Eigentlich konnte ich mit allen etwas anfangen und hatte aus unterschiedlichen Gründen mit jedem meinen Spaß. Tief berührt hat mich die Geschichte mit den Freilernern – auch weil die Mütter nicht so apodiktisch waren, dass sie sagten, das muss jeder so machen. Aber in meiner Schulzeit habe ich zehn Jahre gebraucht, um zu begreifen, warum ich da überhaupt lerne. Irgendwann habe ich die Kurve gekriegt, doch die Motivation kam von außerhalb, nicht aus der Schule selbst.

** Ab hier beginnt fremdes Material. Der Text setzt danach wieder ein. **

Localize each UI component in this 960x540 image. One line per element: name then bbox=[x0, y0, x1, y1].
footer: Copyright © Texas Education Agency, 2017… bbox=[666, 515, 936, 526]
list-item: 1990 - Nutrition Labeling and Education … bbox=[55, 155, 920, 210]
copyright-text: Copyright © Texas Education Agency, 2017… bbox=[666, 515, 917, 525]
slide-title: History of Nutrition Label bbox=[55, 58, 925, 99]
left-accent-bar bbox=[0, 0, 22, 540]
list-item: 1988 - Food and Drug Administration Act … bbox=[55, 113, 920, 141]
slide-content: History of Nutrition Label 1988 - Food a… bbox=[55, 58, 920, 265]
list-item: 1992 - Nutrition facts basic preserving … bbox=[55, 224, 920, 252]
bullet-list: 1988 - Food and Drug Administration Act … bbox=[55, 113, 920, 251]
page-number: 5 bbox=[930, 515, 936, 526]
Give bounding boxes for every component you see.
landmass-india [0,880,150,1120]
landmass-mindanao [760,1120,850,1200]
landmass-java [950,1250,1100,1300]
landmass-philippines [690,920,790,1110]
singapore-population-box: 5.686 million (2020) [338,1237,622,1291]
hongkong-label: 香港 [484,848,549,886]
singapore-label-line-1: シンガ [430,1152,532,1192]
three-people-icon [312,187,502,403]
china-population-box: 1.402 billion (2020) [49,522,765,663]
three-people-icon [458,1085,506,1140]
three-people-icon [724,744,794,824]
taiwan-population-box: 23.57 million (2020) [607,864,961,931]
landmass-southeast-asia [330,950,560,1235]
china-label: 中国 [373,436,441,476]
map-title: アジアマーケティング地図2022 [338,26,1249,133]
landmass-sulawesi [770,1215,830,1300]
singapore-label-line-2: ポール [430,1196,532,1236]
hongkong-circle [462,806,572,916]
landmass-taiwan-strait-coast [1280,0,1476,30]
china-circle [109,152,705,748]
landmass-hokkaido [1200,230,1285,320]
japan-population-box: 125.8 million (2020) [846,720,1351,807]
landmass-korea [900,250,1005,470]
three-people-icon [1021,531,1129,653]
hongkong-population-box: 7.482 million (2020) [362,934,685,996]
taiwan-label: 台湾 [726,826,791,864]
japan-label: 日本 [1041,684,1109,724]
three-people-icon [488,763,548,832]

Apropos: Line Fuks, die Mutter der Freilerner, ist die einzige Frau unter den fünf Träumern. Träumen Frauen seltener... oder warum sind in Ihrem Film die Männer in der Überzahl?
Wir haben tatsächlich mit einer zweiten Frau gedreht. Doch das hat dann letztlich nicht geklappt, weil ihr Projekt nicht in die Pötte kam. Andererseits ergab sich bei unseren Recherchen wirklich ein starkes Männer-Übergewicht. Wir haben versucht, bewusst dagegen zu steuern, aber es erwies sich als nicht so einfach. Wenn wir mehr Zeit gehabt und viel länger gesucht hätten, hätten wir womöglich mehr Frauen gefunden.
Sie haben drei Jahre lang mit Ihren Protagonist*innen gedreht...
Das lag zum Teil daran, dass die unterschiedlichen Projekte so lange brauchten. Die einzelnen Drehs waren unterschiedlich lang. Bei den Frauen in Portugal haben wir zweimal eine Woche gedreht, das war sehr kompakt. Beim Marsianer hingegen wollte und wollte sich nichts einstellen, wir haben uns immer wieder gesagt: Jetzt muss doch endlich die Challenge kommen von diesem ominösen Mars-One-Projekt. Aber sie kam und kam nicht. Und uns wurde immer klarer, die sind irgendwie auch halbseiden.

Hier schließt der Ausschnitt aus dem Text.